Артем начнет изменять, я — бегать по квартирам любовниц, потом развод — и я с детьми возвращаюсь в Луганск. Алиментов катастрофически не хватает, дети ходят в обычную школу, на их ногах такие же чахлые ботинки, как у меня, и никаких перспектив в будущем
Им придется идти работать в шахту, я прокляну Одессу и Артема, а он с очередной девицей легко забудет о нашем существовании.
Годам к сорока меня не узнать, прежними останутся только злость, глаза и безысходность.
Вспомнились слова подруг о том, что Артем не подходит для одесситок, что ничего в нем особенного нет. Обычный. Бесперспективный. И рядом со мной? Насовсем?
А принц?
Моим ответом был смех.
Артем поднялся, закурил, долго смотрел в окно, обернулся… Могу поклясться, что в тот момент у него были самые грустные глаза в мире. И самые безысходно-нежные. Беззащитные, как у ребенка.
Мой мальчик…
— Тогда просто переезжай. Слышишь? Я хочу видеть тебя каждый день, хочу прикасаться к тебе, ждать… Я люблю тебя. Никогда никого не любил так сильно.

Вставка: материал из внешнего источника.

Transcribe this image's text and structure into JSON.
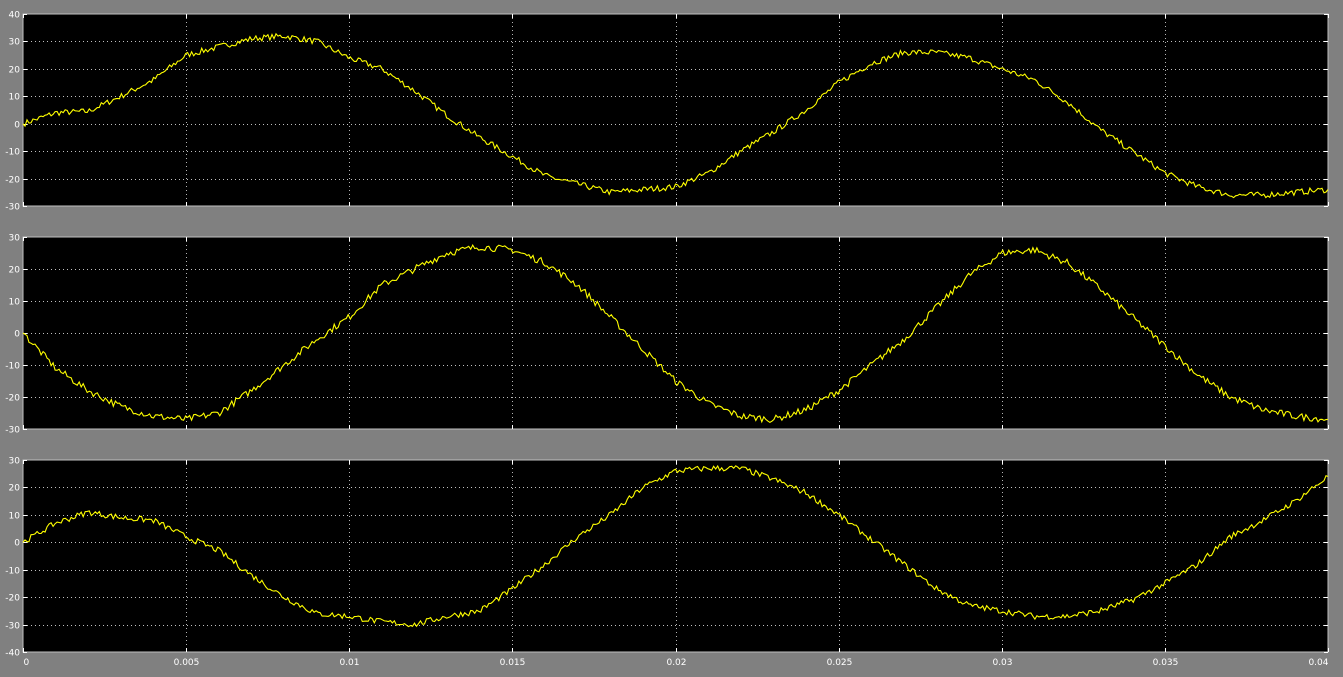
{
  "colors": {
    "background": "#808080",
    "plot": "#000000",
    "trace": "#ffff00",
    "grid": "#ffffff",
    "text": "#ffffff"
  },
  "chart_data": [
    {
      "type": "line",
      "grid": true,
      "xlim": [
        0,
        0.04
      ],
      "ylim": [
        -30,
        40
      ],
      "yticks": [
        -30,
        -20,
        -10,
        0,
        10,
        20,
        30,
        40
      ],
      "ytick_labels": [
        "-30",
        "-20",
        "-10",
        "0",
        "10",
        "20",
        "30",
        "40"
      ],
      "xticks": [
        0,
        0.005,
        0.01,
        0.015,
        0.02,
        0.025,
        0.03,
        0.035,
        0.04
      ],
      "series": [
        {
          "x": [
            0,
            0.001,
            0.002,
            0.003,
            0.004,
            0.005,
            0.006,
            0.007,
            0.008,
            0.009,
            0.01,
            0.011,
            0.012,
            0.013,
            0.014,
            0.015,
            0.016,
            0.017,
            0.018,
            0.019,
            0.02,
            0.021,
            0.022,
            0.023,
            0.024,
            0.025,
            0.026,
            0.027,
            0.028,
            0.029,
            0.03,
            0.031,
            0.032,
            0.033,
            0.034,
            0.035,
            0.036,
            0.037,
            0.038,
            0.039,
            0.04
          ],
          "y": [
            0,
            4,
            4.5,
            10,
            16,
            25,
            28,
            31,
            32,
            30,
            24,
            20,
            12,
            3,
            -5,
            -12,
            -19,
            -22,
            -25,
            -24,
            -23,
            -18,
            -10,
            -3,
            5,
            15,
            22,
            26,
            26,
            24,
            20,
            16,
            8,
            -2,
            -10,
            -18,
            -23,
            -26,
            -26,
            -25,
            -24
          ]
        }
      ]
    },
    {
      "type": "line",
      "grid": true,
      "xlim": [
        0,
        0.04
      ],
      "ylim": [
        -30,
        30
      ],
      "yticks": [
        -30,
        -20,
        -10,
        0,
        10,
        20,
        30
      ],
      "ytick_labels": [
        "-30",
        "-20",
        "-10",
        "0",
        "10",
        "20",
        "30"
      ],
      "xticks": [
        0,
        0.005,
        0.01,
        0.015,
        0.02,
        0.025,
        0.03,
        0.035,
        0.04
      ],
      "series": [
        {
          "x": [
            0,
            0.001,
            0.002,
            0.003,
            0.004,
            0.005,
            0.006,
            0.007,
            0.008,
            0.009,
            0.01,
            0.011,
            0.012,
            0.013,
            0.014,
            0.015,
            0.016,
            0.017,
            0.018,
            0.019,
            0.02,
            0.021,
            0.022,
            0.023,
            0.024,
            0.025,
            0.026,
            0.027,
            0.028,
            0.029,
            0.03,
            0.031,
            0.032,
            0.033,
            0.034,
            0.035,
            0.036,
            0.037,
            0.038,
            0.039,
            0.04
          ],
          "y": [
            0,
            -11,
            -18,
            -23,
            -26,
            -27,
            -25,
            -18,
            -10,
            -2,
            5,
            15,
            20,
            25,
            27,
            26,
            22,
            15,
            5,
            -5,
            -15,
            -22,
            -26,
            -27,
            -24,
            -18,
            -10,
            -2,
            8,
            18,
            25,
            26,
            22,
            14,
            5,
            -4,
            -13,
            -20,
            -24,
            -26,
            -27
          ]
        }
      ]
    },
    {
      "type": "line",
      "grid": true,
      "xlim": [
        0,
        0.04
      ],
      "ylim": [
        -40,
        30
      ],
      "yticks": [
        -40,
        -30,
        -20,
        -10,
        0,
        10,
        20,
        30
      ],
      "ytick_labels": [
        "-40",
        "-30",
        "-20",
        "-10",
        "0",
        "10",
        "20",
        "30"
      ],
      "xticks": [
        0,
        0.005,
        0.01,
        0.015,
        0.02,
        0.025,
        0.03,
        0.035,
        0.04
      ],
      "xtick_labels": [
        "0",
        "0.005",
        "0.01",
        "0.015",
        "0.02",
        "0.025",
        "0.03",
        "0.035",
        "0.04"
      ],
      "series": [
        {
          "x": [
            0,
            0.001,
            0.002,
            0.003,
            0.004,
            0.005,
            0.006,
            0.007,
            0.008,
            0.009,
            0.01,
            0.011,
            0.012,
            0.013,
            0.014,
            0.015,
            0.016,
            0.017,
            0.018,
            0.019,
            0.02,
            0.021,
            0.022,
            0.023,
            0.024,
            0.025,
            0.026,
            0.027,
            0.028,
            0.029,
            0.03,
            0.031,
            0.032,
            0.033,
            0.034,
            0.035,
            0.036,
            0.037,
            0.038,
            0.039,
            0.04
          ],
          "y": [
            0,
            7,
            11,
            9,
            8,
            2,
            -3,
            -12,
            -20,
            -26,
            -27,
            -29,
            -30,
            -27,
            -25,
            -17,
            -8,
            2,
            10,
            20,
            26,
            27,
            27,
            23,
            18,
            10,
            1,
            -8,
            -17,
            -23,
            -25,
            -27,
            -27,
            -25,
            -21,
            -15,
            -8,
            2,
            8,
            15,
            24
          ]
        }
      ]
    }
  ]
}
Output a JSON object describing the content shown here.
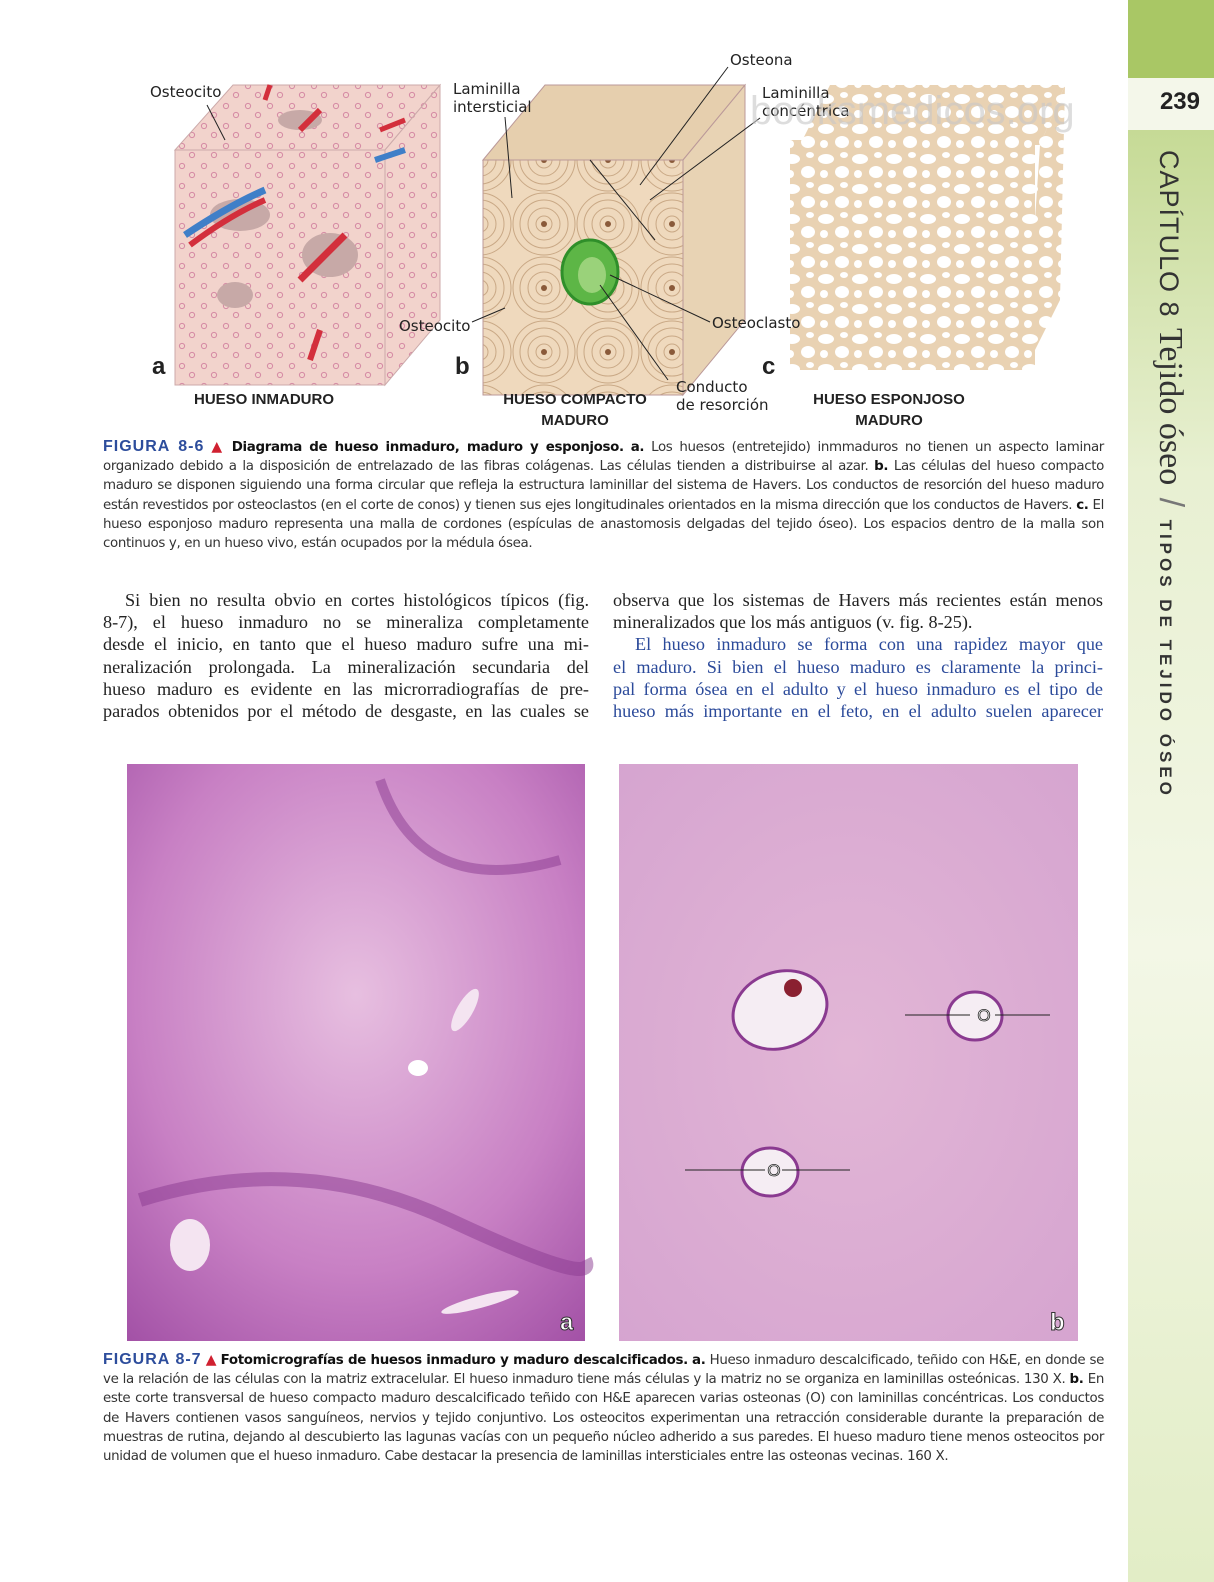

Как ему объяснить? Как признаться? Поймет ли?
Замуж — это слишком серьезно, я не готова, но и просто переехать к нему не могу. Завтраки, обеды, ужины — все то же самое, только на птичьих правах, и в доме постоянно будут тесниться его родители.
И вообще, признание в любви прозвучало как-то обыденно. На колени не становился, ни тебе подарка, ни кольца, ни цветов. Все за чашку чая. Как и говорила его мать.
— Я заплатила за месяц вперед.
— Что?
— Я заплатила за квартиру за месяц вперед. Я не могу переехать.
Он улыбнулся, отошел к окну, снова закурил.
— Да, это серьезно.
И больше ни слова.
Ночь была необыкновенно нежной. Быть может, так у всех, кто прощается. Кто знает, что каждый шаг — это приближение к финишу, где победителя встречают не толпы фанатов, а пустота.
Мы продолжали встречаться, радоваться друг другу, но к той теме больше не возвращались. Незаметно для себя, о любви теперь говорила только я. Артем улыбался, кивал, повторял словно эхо — не более.
Дни пролетали незаметно, к девяти — десяти вечера я возвращалась с работы, бросала дома сумку, слышала наставления бабки и убегала к моему мальчику.
Кошмары начинались по возвращении — моей радости, счастливых глаз, переполнявших эмоций, не переносили на дух и настраивали против Артема, отчитывали, презирали. Бабуля была более чем старых взглядов, и яд ее слов действовал долго и наверняка.